HP OpenVMS Systems Documentation

Content starts here Guidelines for Managing Shadow Set Performance
HP Volume Shadowing for OpenVMS: OpenVMS Version 8.4 > Chapter 10 Performance Information for Volume Shadowing

Guidelines for Managing Shadow Set Performance

Sections “Performance During Steady State” and “Performance During Copy and Merge Operations ” describe the performance impacts on a shadow set in steady state and while a copy or merge operation is in progress. In general, performance during steady state compares with that of a nonshadowed disk. Performance is affected when a copy or a merge operation is in progress to a shadow set. In the case of copy operations, you control when the operations are performed.

However, merge operations are not started because of user or program actions. They are started automatically when a system fails, or when a shadow set on a system with outstanding application write I/O enters mount verification and times out. In this case, the shadowing software reduces the utilization of system resources and the effects on user activity by throttling itself dynamically.

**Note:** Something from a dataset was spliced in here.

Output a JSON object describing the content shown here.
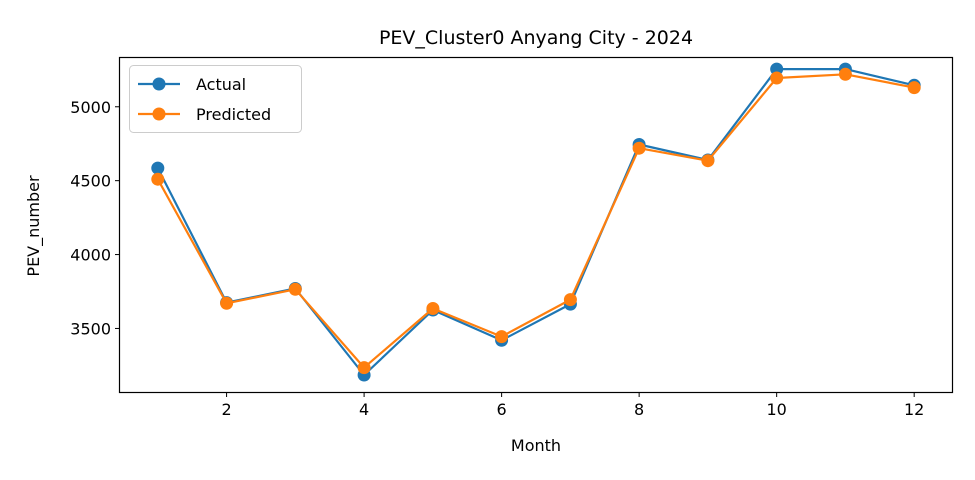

Minimerge operations consume few resources and complete rapidly with little or no effect on user activity.

The actual resources that are utilized during a copy or merge operation depend on the access path to the member units of a shadow set, which in turn depends on the way the shadow set is configured. By far, the resources that are consumed most during both operations are the adapter and interconnect I/O bandwidths.

You can control resource utilization by setting the SHADOW_MAX_COPY system parameter to an appropriate value on a system based on the type of system and the adapters on the machine. SHADOW_MAX_COPY is a dynamic system parameter that controls the number of concurrent copy or merge threads that can be active on a single system. If the number of copy threads that start up on a particular system is more than the value of the SHADOW_MAX_COPY parameter on that system, only the number of threads specified by SHADOW_MAX_COPY are allowed to proceed. The other copy threads are stalled until one of the active copy threads completes.

For example, assume that the SHADOW_MAX_COPY parameter is set to 3. If you mount four shadow sets that all need a copy operation, only three of the copy operations can proceed; the fourth copy operation must wait until one of the first three operations completes. Because copy operations use I/O bandwidth, this parameter provides a way to limit the number of concurrent copy operations and avoid saturating interconnects or adapters in the system. The value of SHADOW_MAX_COPY can range from 0 to 200. The default value is OpenVMS version specific.

Chapter 3 explains how to set the SHADOW_MAX_COPY parameter. Keep in mind that, once you arrive at a good value for the parameter on a node, you should also reflect this change by editing the MODPARAMS.DAT file so that when invoking AUTOGEN, the changed value takes effect.

In addition to setting the SHADOW_MAX_COPY parameter, the following list provides some general guidelines to control resource utilization and the effects on system performance when shadow sets are in transient states.

  • Create or add members to shadow sets when your system is lightly loaded.

  • The amount of data that a system can transfer during copy operations varies depending on the type of disks, interconnect, controller, the number of units in the shadow set, and the shadow set configuration on the system. For example, approximately 5% to 15% of the Ethernet or CI bandwidth might be consumed for each copy operation (for disks typically configured in CI or Ethernet environments).

  • When you create unassisted, three-member shadow sets consisting of one source member and two target devices, add both target devices at the same time in a single mount command rather than in two separate mount commands. Adding all members at once optimizes the copy operations by starting a single copy thread that reads from the source member once, and performs write I/O requests to the target members in parallel.

  • For satellite nodes in a mixed-interconnect or local area OpenVMS Cluster system, set the system parameter SHADOW_MAX_COPY to a value of 0 for nodes that do not have local disks as shadow set members.

  • Do not use the MOUNT/CLUSTER command to mount every shadow set across the cluster unless all nodes must access the set. Instead, use the MOUNT/SYSTEM command to mount the shadow sets on only those nodes that need to access a particular set. This reduces the chances of a shadow set going into a merge state. Because a shadow set goes into a merge state only when a node that has the set mounted fails, you can reduce the chances of this happening by limiting the number of nodes that mount a shadow set, especially when there is no need for a node to access the shadow sets.

  • Because a copy operation can occur only on nodes that have the shadow set mounted, create and mount shadow sets on the nodes that are local (have direct access) to the shadow set members. This allows the copy threads to run on these nodes, resulting in faster copy operations with fewer resources utilized.

  • If you have shadow sets configured across nodes that are accessed through the MSCP server, you might need to increase the value of the MSCP_BUFFER system parameter in order to avoid fragmentation of application I/O. Be aware that each shadow set copy or merge operation normally consumes 127 buffers.

  • Dual-pathed and dual-ported shadowed disks in a OpenVMS Cluster system can provide additional coverage against the failure of nodes that are directly connected to shadowed disks. This type of configuration provides higher data availability with reasonable performance characteristics.

  • Use the preferred path option to ensure dual-ported drives are accessed through the same controller so that the shadowing software performs assisted copy operations.